Using writing analysis tools such as the Flesch-Kincaid grade index, Powell-Morse has looked at songs in different genres that have spent time on the Billboard charts over the past ten years. The songs and artists are scored on a track's word count, the average reading level of the lyrics and how many syllables show up.
The great white snark concluded that country music is the most intelligent genre, based on the fact that it often includes reference to places such as Louisiana, Mississippi and Cincinatti, which are more difficult to say or spell than Compton.
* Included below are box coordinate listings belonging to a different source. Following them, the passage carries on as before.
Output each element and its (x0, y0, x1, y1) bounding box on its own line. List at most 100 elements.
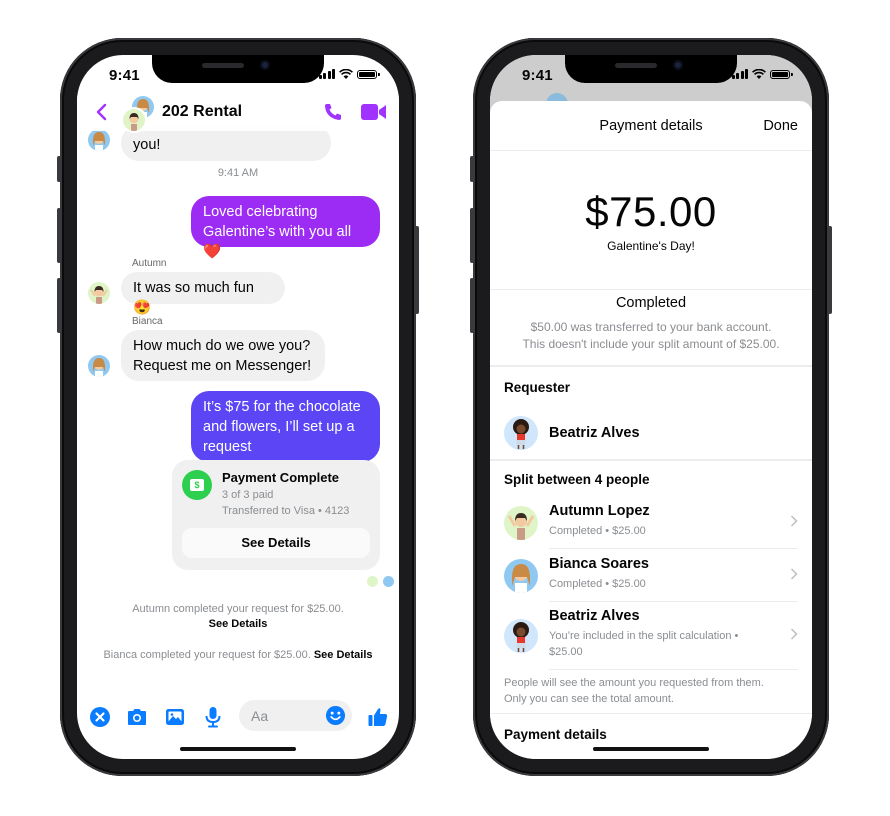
payment-details-screen: 9:41 Payment details Done $75.00 Galenti… (490, 55, 812, 759)
power-button (828, 226, 832, 314)
split-row-beatriz[interactable]: Beatriz Alves You’re included in the spl… (490, 602, 812, 670)
split-person-name: Bianca Soares (549, 556, 649, 572)
volume-up-button (470, 208, 474, 263)
divider (490, 150, 812, 151)
see-details-link[interactable]: See Details (209, 618, 268, 630)
payment-details-sheet: Payment details Done $75.00 Galentine's … (490, 101, 812, 759)
message-bubble-incoming: It was so much fun 😍 (121, 272, 285, 316)
footnote-line: Only you can see the total amount. (504, 693, 674, 705)
mute-switch (470, 156, 474, 182)
payment-status: Completed (615, 295, 687, 311)
chat-header: 202 Rental (77, 95, 399, 133)
video-call-icon[interactable] (361, 103, 387, 121)
payment-card[interactable]: $ Payment Complete 3 of 3 paid Transferr… (172, 460, 380, 570)
split-section-title: Split between 4 people (504, 472, 650, 487)
divider (549, 548, 798, 549)
status-line: $25.00 (549, 646, 583, 658)
message-text: you! (133, 137, 161, 153)
footnote-line: People will see the amount you requested… (504, 677, 764, 689)
wifi-icon (339, 69, 353, 79)
split-row-bianca[interactable]: Bianca Soares Completed • $25.00 (490, 550, 812, 602)
avatar-bianca (504, 559, 538, 593)
divider (490, 713, 812, 714)
split-person-status: Completed • $25.00 (549, 578, 646, 590)
chevron-right-icon (790, 515, 798, 527)
message-input-placeholder: Aa (251, 708, 269, 724)
avatar-autumn (88, 282, 110, 304)
status-time: 9:41 (522, 67, 553, 84)
avatar-bianca (88, 355, 110, 377)
payment-status-note: $50.00 was transferred to your bank acco… (490, 319, 812, 353)
payment-title: Payment Complete (222, 470, 340, 485)
message-bubble-outgoing: Loved celebrating Galentine’s with you a… (191, 196, 380, 260)
avatar-beatriz (504, 416, 538, 450)
home-indicator[interactable] (180, 747, 296, 751)
wifi-icon (752, 69, 766, 79)
notch (565, 55, 737, 83)
status-time: 9:41 (109, 67, 140, 84)
chat-screen: 9:41 you! 9:41 AM Loved celebrating Gale… (77, 55, 399, 759)
status-note-line: $50.00 was transferred to your bank acco… (530, 320, 772, 334)
payment-paid-count: 3 of 3 paid (222, 489, 274, 501)
message-composer: Aa (77, 699, 399, 733)
message-text: It’s $75 for the chocolate and flowers, … (203, 399, 361, 455)
phone-call-icon[interactable] (323, 102, 343, 122)
read-receipt-avatar-autumn (367, 576, 378, 587)
payment-details-section-title: Payment details (504, 727, 607, 742)
see-details-button[interactable]: See Details (182, 528, 370, 558)
status-note-line: This doesn't include your split amount o… (522, 337, 780, 351)
message-input[interactable]: Aa (239, 700, 352, 731)
notch (152, 55, 324, 83)
volume-down-button (470, 278, 474, 333)
system-message-text: Autumn completed your request for $25.00… (132, 603, 344, 615)
emoji-icon[interactable] (325, 705, 346, 726)
camera-icon[interactable] (126, 706, 148, 728)
system-message-text: Bianca completed your request for $25.00… (103, 649, 311, 661)
battery-icon (357, 69, 380, 79)
requester-row[interactable]: Beatriz Alves (490, 413, 812, 457)
chevron-right-icon (790, 568, 798, 580)
power-button (415, 226, 419, 314)
divider (490, 365, 812, 367)
phone-chat: 9:41 you! 9:41 AM Loved celebrating Gale… (57, 38, 419, 776)
done-button[interactable]: Done (763, 118, 798, 134)
divider (490, 459, 812, 461)
microphone-icon[interactable] (202, 706, 224, 728)
requester-name: Beatriz Alves (549, 425, 640, 441)
payment-memo: Galentine's Day! (607, 239, 695, 253)
split-person-name: Beatriz Alves (549, 608, 640, 624)
phone-payment-details: 9:41 Payment details Done $75.00 Galenti… (470, 38, 832, 776)
avatar-beatriz (504, 619, 538, 653)
sender-name: Bianca (132, 316, 163, 327)
message-text: It was so much fun 😍 (133, 280, 254, 316)
home-indicator[interactable] (593, 747, 709, 751)
message-text: How much do we owe you? Request me on Me… (133, 338, 312, 374)
mute-switch (57, 156, 61, 182)
split-row-autumn[interactable]: Autumn Lopez Completed • $25.00 (490, 497, 812, 549)
chat-title[interactable]: 202 Rental (162, 103, 242, 121)
payment-transfer-info: Transferred to Visa • 4123 (222, 505, 350, 517)
avatar-autumn (504, 506, 538, 540)
photo-gallery-icon[interactable] (164, 706, 186, 728)
sender-name: Autumn (132, 258, 167, 269)
read-receipt-avatar-bianca (383, 576, 394, 587)
message-bubble-outgoing: It’s $75 for the chocolate and flowers, … (191, 391, 380, 462)
battery-icon (770, 69, 793, 79)
close-circle-icon[interactable] (89, 706, 111, 728)
payment-amount: $75.00 (585, 188, 717, 235)
chevron-right-icon (790, 628, 798, 640)
message-bubble-incoming: How much do we owe you? Request me on Me… (121, 330, 325, 381)
message-list[interactable]: you! 9:41 AM Loved celebrating Galentine… (77, 55, 399, 759)
timestamp: 9:41 AM (217, 167, 259, 179)
avatar-bianca (88, 129, 110, 151)
see-details-link[interactable]: See Details (314, 649, 373, 661)
divider (490, 289, 812, 290)
volume-down-button (57, 278, 61, 333)
thumbs-up-icon[interactable] (367, 706, 389, 728)
dollar-bill-icon: $ (182, 470, 212, 500)
message-text: Loved celebrating Galentine’s with you a… (203, 204, 352, 260)
status-line: You’re included in the split calculation… (549, 630, 739, 642)
divider (549, 669, 798, 670)
back-chevron-icon[interactable] (91, 101, 113, 123)
split-person-name: Autumn Lopez (549, 503, 650, 519)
As you can see from the above chart, Eminem is rated as the top hip-hop artist, with Beyoncé propping up the bottom. Power-Morse says "Is Kanye West talking a lot and not saying anything?" and decides that yes, he is.
Obviously you'll recognise this as chronic bullshit if you've ever listened to "New Slaves", Yeezy's analysis of a type of modern slavery and society's obsession with material wealth. It's a brilliant, smart song. I'd give it 9 out of 10, minimum.
Powell-Morse's data analysis also ranks Nickelback as the smartest lyricists of modern, mainstream rock, but then I think about this little gem from the band's 2013 single "Lullaby".
The Top Ten Smartest Songs Of The Last Ten Years also makes for dismal reading: the only decent song in there is "Diamonds" by Rihanna, with a word count of 382 and an average of four characters per word. Country artist Blake Shelton is up at the top of the league, followed by the Red Hot Chilli Peppers with "Dani California".
What the study fails to acknowledge is that simplicity doesn't correlate with stupidity. A song that can be understood by schoolchildren may well be sophisticated on account of its ability to communicate with ages across the spectrum. And there's nothing more boring than somebody complaining that popular culture is getting irredeemably worse and then having the temerity to present country music as the "smartest" genre.